Almost all of these goals reinforce the slow growth, reduced investment, sluggish public-sector economy that Canada has pursued under this government: take the money from those who have earned it, give it to those who have not in exchange for their votes, and call it “social justice.” Almost everybody agrees with a policy of compassion toward the disadvantaged, but the decline in Canada’s per capita income shows us where these policies are leading.

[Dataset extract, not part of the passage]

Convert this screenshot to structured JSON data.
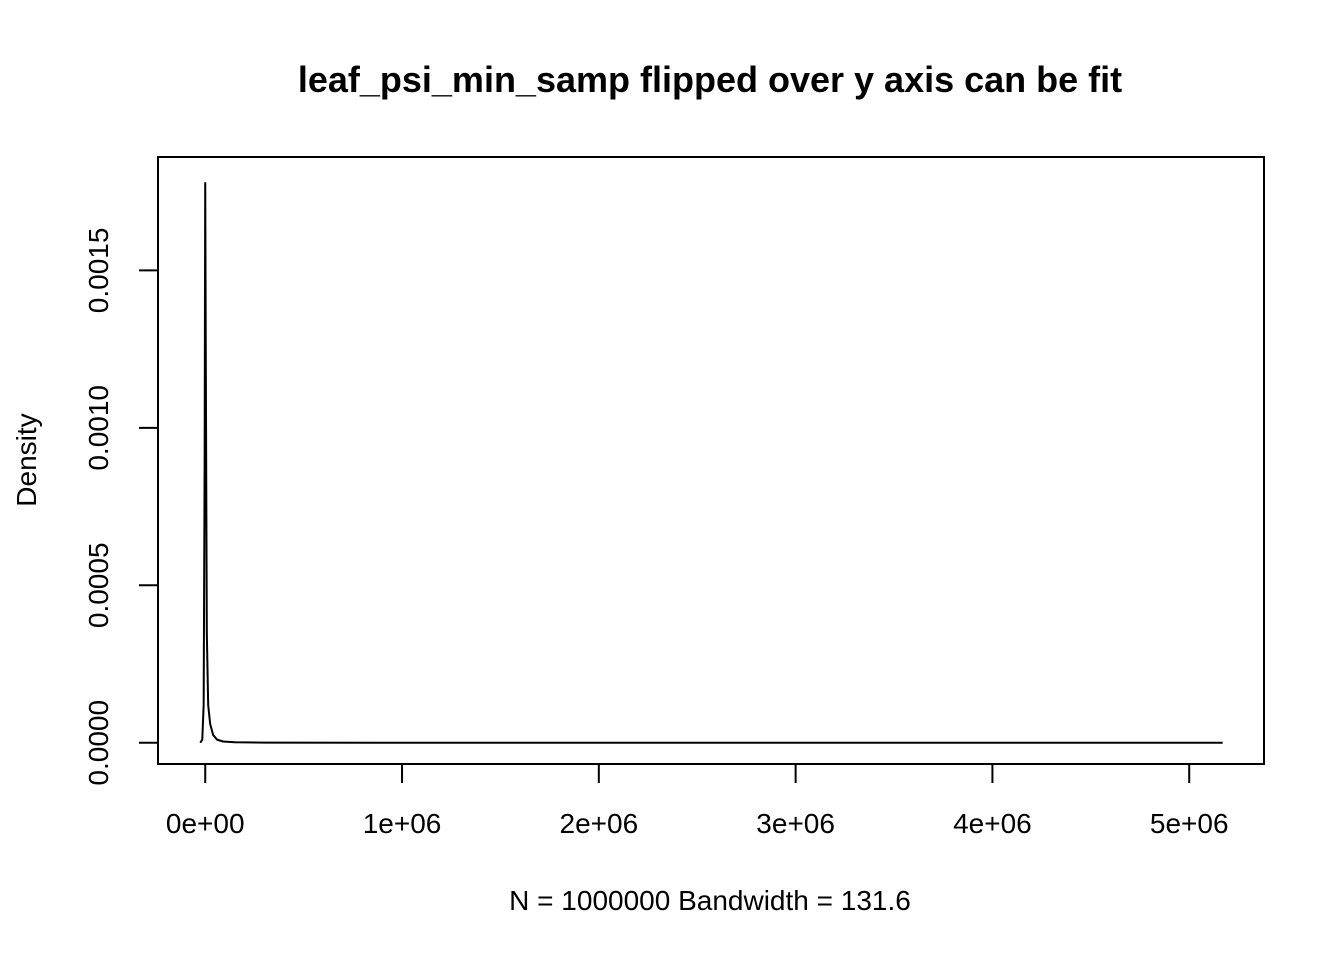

These shallow obsessions with climate change and the preoccupation with Canada’s mistreatment of its Indigenous peoples, like the absurd fixation on gender issues, are the hallmarks of this government’s mistaken ambitions. This anti-parliamentary Liberal-NDP arrangement should achieve Trudeau’s tactical goal of diminishing the vote of the NDP. If the Conservatives elect another leader indistinguishable from the Liberals and afraid or incapable of enunciating a moderate conservative program out of fear of the customary quadrennial Liberal smear of harsh inhumanity, extremism and a sell-out to the avarice of capitalism, we will revert to the 1½ party system that enabled the liberals to rule for 52 of the 63 years between Robert Borden and Brian Mulroney (1921-1984). If the Conservatives cannot choose a leader who will stake out a socially just, high economic growth program and defend it against the entrenched bias of those in the media hurling the mud-balls and brickbats the Liberals produce for them, and don’t bring Maxime Bernier and his People’s party back into the fold, then we will continue on our present conveyor-belt to socialist oblivion. The world notices our decline; our weight in the Ukrainian crisis is zero. Foreign Minister Mélanie Joly’s claim that we have convening power is absurd. We are off the world’s beaten track and are talking to ourselves in a socialist fantasyland. Our present is less distinguished than our past and every day we are squandering, or at best deferring, the future.